Suicide is a leading cause of death around the world, with increasing rates in the US. This likely stems from the US’s firearm culture, which has contributed to high availability of this extremely lethal option. In addition to ease of access to lethal force means, MHDs have long been recognized as key risk factors in the global setting. However, estimates of association between MHDs and suicide have typically been generated by studies situated in other countries. Moreover, many of these studies suffer from a variety of internal validity issues, including inappropriate confounding control, selection bias concerns, and potential exposure and outcome mismeasurement. This is due in part to limitations in population-level data resources globally and particularly in the US.

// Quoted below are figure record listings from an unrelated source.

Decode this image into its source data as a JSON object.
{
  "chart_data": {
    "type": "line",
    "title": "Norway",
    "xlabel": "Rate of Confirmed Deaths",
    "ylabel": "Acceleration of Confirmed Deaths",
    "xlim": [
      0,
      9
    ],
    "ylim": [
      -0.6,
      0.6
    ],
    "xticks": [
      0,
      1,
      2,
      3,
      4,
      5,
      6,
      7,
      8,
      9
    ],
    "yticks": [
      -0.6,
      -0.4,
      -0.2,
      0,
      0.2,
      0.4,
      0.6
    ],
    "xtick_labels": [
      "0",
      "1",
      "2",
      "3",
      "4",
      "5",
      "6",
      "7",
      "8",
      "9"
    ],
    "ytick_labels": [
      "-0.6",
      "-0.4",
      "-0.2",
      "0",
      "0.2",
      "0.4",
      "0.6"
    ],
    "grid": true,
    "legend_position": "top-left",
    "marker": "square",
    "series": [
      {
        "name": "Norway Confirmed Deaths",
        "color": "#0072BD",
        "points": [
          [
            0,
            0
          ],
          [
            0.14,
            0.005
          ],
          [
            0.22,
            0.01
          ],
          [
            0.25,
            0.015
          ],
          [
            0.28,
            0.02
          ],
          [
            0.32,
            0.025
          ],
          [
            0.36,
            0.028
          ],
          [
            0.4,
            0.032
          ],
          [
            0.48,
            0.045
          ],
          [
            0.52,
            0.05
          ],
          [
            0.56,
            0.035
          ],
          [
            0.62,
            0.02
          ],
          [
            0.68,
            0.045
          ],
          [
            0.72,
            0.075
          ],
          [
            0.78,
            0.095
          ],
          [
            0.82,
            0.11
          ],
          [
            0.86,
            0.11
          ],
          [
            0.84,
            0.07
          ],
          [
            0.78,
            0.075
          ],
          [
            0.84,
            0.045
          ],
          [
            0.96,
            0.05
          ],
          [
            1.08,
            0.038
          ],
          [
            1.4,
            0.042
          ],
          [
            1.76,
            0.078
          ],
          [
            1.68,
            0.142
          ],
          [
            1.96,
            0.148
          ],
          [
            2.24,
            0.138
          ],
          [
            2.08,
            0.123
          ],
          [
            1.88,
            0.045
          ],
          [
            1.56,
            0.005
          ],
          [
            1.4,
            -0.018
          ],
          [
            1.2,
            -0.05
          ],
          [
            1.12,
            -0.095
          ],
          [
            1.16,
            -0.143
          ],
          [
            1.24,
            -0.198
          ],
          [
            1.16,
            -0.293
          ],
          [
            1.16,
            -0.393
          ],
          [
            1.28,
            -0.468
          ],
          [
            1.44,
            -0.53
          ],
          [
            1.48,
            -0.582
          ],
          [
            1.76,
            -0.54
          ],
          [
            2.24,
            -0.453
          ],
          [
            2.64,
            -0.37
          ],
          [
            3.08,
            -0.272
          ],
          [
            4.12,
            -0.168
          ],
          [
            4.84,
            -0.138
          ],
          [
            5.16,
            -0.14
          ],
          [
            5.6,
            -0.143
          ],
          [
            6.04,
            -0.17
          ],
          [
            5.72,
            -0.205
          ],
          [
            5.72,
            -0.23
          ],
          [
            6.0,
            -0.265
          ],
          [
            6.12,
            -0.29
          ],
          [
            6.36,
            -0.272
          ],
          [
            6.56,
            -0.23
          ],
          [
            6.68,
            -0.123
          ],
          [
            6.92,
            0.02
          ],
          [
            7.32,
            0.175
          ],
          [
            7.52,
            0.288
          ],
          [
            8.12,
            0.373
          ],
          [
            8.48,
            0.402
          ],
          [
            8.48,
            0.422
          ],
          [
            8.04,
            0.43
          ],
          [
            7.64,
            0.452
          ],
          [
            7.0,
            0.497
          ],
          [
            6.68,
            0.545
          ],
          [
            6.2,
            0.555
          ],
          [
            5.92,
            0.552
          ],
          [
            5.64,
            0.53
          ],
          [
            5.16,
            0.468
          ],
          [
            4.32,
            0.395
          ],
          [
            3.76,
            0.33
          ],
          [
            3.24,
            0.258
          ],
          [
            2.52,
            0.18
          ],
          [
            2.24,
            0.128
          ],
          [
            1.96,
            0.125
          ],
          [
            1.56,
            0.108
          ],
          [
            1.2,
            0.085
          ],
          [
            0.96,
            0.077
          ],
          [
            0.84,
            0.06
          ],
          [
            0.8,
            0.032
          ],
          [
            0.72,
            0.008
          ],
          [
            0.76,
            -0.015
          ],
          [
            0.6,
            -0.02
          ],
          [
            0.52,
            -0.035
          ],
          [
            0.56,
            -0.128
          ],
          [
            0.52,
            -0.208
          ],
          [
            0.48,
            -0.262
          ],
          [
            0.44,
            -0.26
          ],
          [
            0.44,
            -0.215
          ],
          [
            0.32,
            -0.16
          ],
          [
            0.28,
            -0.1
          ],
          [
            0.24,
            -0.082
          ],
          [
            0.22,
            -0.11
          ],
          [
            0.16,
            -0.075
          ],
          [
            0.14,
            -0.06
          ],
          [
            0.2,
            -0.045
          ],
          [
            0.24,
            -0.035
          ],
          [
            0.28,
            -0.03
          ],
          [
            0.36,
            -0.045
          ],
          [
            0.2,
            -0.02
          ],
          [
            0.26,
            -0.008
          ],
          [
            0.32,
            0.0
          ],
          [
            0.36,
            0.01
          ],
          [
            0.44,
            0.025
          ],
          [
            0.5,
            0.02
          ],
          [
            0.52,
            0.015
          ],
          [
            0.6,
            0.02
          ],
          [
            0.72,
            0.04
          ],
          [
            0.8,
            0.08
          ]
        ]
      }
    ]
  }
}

The NVDRS holds considerable potential for US-based research, offering the potential for larger study populations and more complete variable measurement and corresponding confounding control, particularly when linked with other large health-related databases (e.g., Medicaid, Medicare, medical records, etc.). Understanding unbiased, context-specific relationships between MHDs and death by suicide can help researchers and practitioners identify and appropriately customize interventions for populations at greatest risk.

Acknowledgements:

Financial support for this work was provided by the University of North Carolina at Chapel Hill Injury Prevention Research Center through an award (R49/CE0042479) from the Centers for Disease Control and Prevention, National Center for Injury Prevention and Control. In addition, this research was partially supported by a National Research Service Award Pre-Doctoral/Post-Doctoral Traineeship from the Agency for Healthcare Research and Quality sponsored by The Cecil G. Sheps Center for Health Services Research, The University of North Carolina at Chapel Hill, Grant No. T32-HS000032.

Footnotes

COI:

Josie Caves Sivaraman has nothing to disclose.

Dr. Naumann has nothing to disclose.

Human and animal rights: This article does not contain any studies with human or animal subjects performed by any of the authors.